21 anos e uma roseira vermelha

“Escrevo como um exercício de presença, como se a cada instante estivesse mais próximo da despedida, racionalmente é essa a composição do tempo”

Imagem: banco de imagens google

Mais uma carta. Saiu de moda escrever. Continuo escrevendo. A última ditadura militar no país durou 21 anos e as cartas circularam clandestinamente para registrar a história e alimentar as esperanças. Manifestar sempre fez parte das ações humanas, assim como o amor.

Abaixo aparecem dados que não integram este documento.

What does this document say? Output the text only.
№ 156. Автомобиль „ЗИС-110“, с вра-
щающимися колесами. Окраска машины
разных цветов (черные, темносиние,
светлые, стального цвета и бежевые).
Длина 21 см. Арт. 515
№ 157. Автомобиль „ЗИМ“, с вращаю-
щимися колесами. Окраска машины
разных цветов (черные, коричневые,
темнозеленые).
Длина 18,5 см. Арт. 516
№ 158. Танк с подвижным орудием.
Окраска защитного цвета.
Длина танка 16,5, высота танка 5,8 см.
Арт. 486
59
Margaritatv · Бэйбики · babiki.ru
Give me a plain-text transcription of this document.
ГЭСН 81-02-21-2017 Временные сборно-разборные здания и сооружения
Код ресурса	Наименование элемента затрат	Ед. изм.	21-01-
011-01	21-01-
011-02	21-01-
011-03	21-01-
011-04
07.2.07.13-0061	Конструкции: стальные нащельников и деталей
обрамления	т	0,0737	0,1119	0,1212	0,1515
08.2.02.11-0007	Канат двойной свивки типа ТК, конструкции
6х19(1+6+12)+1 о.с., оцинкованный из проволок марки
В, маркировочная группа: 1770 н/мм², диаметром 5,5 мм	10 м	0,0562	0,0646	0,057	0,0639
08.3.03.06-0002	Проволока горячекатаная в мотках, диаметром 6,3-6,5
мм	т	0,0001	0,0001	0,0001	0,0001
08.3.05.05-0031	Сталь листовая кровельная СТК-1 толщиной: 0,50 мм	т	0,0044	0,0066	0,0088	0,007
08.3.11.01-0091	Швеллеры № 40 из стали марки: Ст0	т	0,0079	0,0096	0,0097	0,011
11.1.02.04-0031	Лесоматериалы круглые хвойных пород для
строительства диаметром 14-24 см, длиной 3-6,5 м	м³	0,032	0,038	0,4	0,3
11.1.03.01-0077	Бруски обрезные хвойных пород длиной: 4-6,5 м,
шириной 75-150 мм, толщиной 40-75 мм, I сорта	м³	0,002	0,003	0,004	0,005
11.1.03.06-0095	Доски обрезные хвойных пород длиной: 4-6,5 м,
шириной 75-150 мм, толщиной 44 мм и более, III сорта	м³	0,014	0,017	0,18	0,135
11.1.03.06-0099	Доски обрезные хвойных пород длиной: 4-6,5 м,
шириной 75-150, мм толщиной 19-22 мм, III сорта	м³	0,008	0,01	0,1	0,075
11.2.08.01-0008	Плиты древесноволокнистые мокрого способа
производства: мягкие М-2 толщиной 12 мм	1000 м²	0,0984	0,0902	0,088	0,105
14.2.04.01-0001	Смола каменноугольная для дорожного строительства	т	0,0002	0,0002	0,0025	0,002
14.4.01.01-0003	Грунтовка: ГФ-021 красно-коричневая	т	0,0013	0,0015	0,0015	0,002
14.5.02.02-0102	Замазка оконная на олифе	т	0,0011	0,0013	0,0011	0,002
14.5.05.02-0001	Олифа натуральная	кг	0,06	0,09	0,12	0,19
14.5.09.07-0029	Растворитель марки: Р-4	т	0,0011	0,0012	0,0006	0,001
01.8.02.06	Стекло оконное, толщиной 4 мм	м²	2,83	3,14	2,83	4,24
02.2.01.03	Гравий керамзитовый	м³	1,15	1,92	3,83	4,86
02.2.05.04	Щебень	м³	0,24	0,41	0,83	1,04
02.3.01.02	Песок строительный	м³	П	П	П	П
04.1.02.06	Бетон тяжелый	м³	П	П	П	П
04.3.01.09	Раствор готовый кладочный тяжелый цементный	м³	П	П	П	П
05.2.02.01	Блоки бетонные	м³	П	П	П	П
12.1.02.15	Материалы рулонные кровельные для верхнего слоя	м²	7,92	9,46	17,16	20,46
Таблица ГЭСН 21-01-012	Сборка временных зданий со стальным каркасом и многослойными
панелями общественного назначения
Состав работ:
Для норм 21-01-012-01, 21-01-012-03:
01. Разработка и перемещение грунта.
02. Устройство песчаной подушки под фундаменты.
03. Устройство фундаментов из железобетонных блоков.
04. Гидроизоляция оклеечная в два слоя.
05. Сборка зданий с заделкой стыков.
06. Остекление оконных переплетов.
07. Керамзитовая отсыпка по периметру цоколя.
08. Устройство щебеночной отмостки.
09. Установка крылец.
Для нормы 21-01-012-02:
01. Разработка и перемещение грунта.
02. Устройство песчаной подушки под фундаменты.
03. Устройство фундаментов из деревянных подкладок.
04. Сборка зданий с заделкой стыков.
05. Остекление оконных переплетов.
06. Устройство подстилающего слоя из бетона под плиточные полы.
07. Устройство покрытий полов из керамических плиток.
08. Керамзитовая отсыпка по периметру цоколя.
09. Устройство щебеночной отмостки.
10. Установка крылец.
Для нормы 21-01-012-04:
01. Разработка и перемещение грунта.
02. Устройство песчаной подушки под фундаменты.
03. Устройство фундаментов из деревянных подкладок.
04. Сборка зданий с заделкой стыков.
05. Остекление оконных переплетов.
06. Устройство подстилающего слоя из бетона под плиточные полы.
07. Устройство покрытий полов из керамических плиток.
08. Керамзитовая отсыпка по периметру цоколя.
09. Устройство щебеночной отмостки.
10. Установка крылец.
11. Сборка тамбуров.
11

Ainda era criança, pouco entendia sobre o que escrevia, mas eu escrevia para você, como se quisesse dizer:  estou aqui e quando precisar me coloque nas suas mãos. 

Escrevia estando a poucos minutos de distância, já que nossas distâncias nunca foram além dos minutos. 

Escrevo como um exercício de presença, como se a cada instante estivesse mais próximo da despedida, racionalmente é essa a composição do tempo. 

Guarda as cartas, elas não  são amontoados de palavras, estão impregnadas de mim e do mundo. Leia-me,  encontrará versos, jardins e o desejo do pão e da terra dividida. Estarei estampado com algumas marcas, lágrimas e imperfeições, afinal, escrevo para fotografar a nudes da vida.

Um dia você viajou e escreveu em dos seus cadernos que queria que estivesse contigo na praia, nunca estivemos juntos  diante do mar, mas nunca estivemos separados. 

Aonde vou te levo, mesmo você não estando presente. Reside aqui na minha cabeça a sua presença.

Qual sentido faz continuar escrevendo e repetindo quase as mesmas coisas? A gente repete eu te amo, ao longo dos anos e não se cansa, talvez isso seja para reafirmar o que não cabe só nos sentimentos. 

Esse ano, além do bolo cor derosa e da carta que já é tradição, receberá uma roseira vermelha. Terá que arranjar tempo, cuidar exige dedicação. 

Há 21 anos tento escrever caminhos de dedicação. Filho, continuemos dedicados.